Marcia would have given a good deal to slip in beside David on the sofa and listen to the discussion. She wanted with all her heart to know how he would answer this man who could be so insufferably wise, but there was other work for her, and her attention was brought back to her own uncomfortable part by Hannah Heath's voice:
"Come right ovah heah, Mistah Skinnah, if you want to meet the bride. You must speak verra nice to me or I sha'n't introduce you at all."
A tall lanky man with stiff sandy hair and a rubicund complexion was making his way around the room. He had a small mouth puckered a little as if he might be going to whistle, and his chin had the look of having been pushed back out of the way, a stiff fuzz of sandy whiskers made a hedge down either cheek, and but for that he was clean shaven. The skin over his high cheek bones was stretched smooth and tight as if it were a trifle too close a fit for the genial cushion beneath. He did not look brilliant, and he certainly was not handsome, but there was an inoffensive desire to please about him. He was introduced as Mr. Lemuel Skinner. He bowed low over Marcia's hand, said a few embarrassed, stiff sentences and turned to Hannah Heath with relief. It was evident that Hannah was in his eyes a great and shining light, to which he fluttered as naturally as does the moth to the candle. But Hannah did not scruple to singe his wings whenever she chose. Perhaps she knew, no matter how badly he was burned he would only flutter back again whenever she scintillated. She had turned her back upon him now, and left him to Marcia's tender mercies. Hannah was engaged in talking to a younger man. "Harry Temple, from New York," Lemuel explained to Marcia.
The young man, Harry Temple, had large lazy eyes and heavy dark hair. There was a discontented look in his face, and a looseness about the set of his lips that Marcia did not like, although she had to admit that he was handsome. Something about him reminded her of Captain Leavenworth, and she instinctively shrank from him. But Harry Temple had no mind to talk to any one but Marcia that evening, and he presently so managed it that he and she were ensconced in a corner of the room away from others. Marcia felt perturbed. She did not feel flattered by the man's attentions, and she wanted to be at the other end of the room listening to the conversation.

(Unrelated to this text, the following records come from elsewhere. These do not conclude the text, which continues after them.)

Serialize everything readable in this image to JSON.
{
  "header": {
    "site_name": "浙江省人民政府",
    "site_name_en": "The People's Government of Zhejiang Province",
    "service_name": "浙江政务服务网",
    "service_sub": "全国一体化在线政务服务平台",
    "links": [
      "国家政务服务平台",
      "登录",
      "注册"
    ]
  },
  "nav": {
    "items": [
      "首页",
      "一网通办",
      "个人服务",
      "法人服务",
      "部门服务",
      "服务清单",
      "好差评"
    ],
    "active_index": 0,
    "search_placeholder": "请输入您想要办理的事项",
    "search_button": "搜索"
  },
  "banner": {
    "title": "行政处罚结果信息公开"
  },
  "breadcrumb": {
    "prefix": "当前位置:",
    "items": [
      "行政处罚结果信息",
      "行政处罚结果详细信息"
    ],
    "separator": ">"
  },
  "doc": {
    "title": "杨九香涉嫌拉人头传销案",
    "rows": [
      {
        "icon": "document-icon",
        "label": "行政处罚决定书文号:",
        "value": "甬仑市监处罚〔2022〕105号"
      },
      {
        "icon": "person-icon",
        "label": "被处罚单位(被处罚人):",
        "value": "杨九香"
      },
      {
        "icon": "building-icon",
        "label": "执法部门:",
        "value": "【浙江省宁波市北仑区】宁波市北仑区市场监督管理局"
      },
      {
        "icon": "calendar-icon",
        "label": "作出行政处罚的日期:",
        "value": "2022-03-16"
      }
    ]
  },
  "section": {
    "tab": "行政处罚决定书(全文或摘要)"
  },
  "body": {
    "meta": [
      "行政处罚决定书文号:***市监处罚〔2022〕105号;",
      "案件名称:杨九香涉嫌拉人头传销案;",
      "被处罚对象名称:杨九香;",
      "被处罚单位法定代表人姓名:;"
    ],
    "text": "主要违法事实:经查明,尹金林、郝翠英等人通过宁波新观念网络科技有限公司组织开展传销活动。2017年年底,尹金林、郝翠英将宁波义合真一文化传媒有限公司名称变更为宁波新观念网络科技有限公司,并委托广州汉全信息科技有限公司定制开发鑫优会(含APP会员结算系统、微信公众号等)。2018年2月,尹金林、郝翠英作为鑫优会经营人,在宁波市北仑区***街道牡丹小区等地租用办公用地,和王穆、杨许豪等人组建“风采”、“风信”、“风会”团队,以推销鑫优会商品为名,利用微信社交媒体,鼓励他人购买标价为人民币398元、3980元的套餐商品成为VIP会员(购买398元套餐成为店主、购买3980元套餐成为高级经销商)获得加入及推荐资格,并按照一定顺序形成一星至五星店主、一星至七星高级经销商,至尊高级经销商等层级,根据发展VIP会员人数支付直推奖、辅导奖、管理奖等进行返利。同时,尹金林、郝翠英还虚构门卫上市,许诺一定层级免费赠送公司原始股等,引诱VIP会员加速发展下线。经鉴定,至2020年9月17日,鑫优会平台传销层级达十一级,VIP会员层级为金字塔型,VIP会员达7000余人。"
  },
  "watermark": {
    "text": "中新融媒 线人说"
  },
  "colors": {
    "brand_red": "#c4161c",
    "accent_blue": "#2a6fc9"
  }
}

She listened as intently as she might between sentences, and her keen ears could catch a word or two of what David was saying. After all, it was not so much the new railroad project that she cared about, though that was strange and interesting enough, but she wanted to watch and listen to David.
Harry Temple said a great many pretty things to Marcia. She did not half hear some of them at first, but after a time she began to realize that she must have made a good impression, and the pretty flush in her cheeks grew deeper. She did little talking. Mr. Temple did it all. He told her of New York. He asked if she were not dreadfully bored with this little town and its doings, and bewailed her lot when he learned that she had not had much experience there. Then he asked if she had ever been to New York and began to tell of some of its attractions. Among other things he mentioned some concerts, and immediately Marcia was all attention. Her dark eyes glowed and her speaking face gave eager response to his words. Seeing he had interested her at last, he kept on, for he was possessor of a glib tongue, and what he did not know he could fabricate without the slightest compunction. He had been about the world and gathered up superficial knowledge enough to help him do this admirably, therefore he was able to use a few musical terms, and to bring before Marcia's vivid imagination the scene of the performance of Handel's great "Creation" given in Boston, and of certain musical events that were to be attempted soon in New York. He admitted that he could play a little upon the harpsichord, and, when he learned that Marcia could play also and that she was the possessor of a piano, one of the latest improved makes, he managed to invite himself to play upon it. Marcia found to her dismay that she actually seemed to have invited him to come some afternoon when her husband was away. She had only said politely that she would like to hear him play sometime, and expressed her great delight in music, and he had done the rest, but in her inexperience somehow it had happened and she did not know what to do.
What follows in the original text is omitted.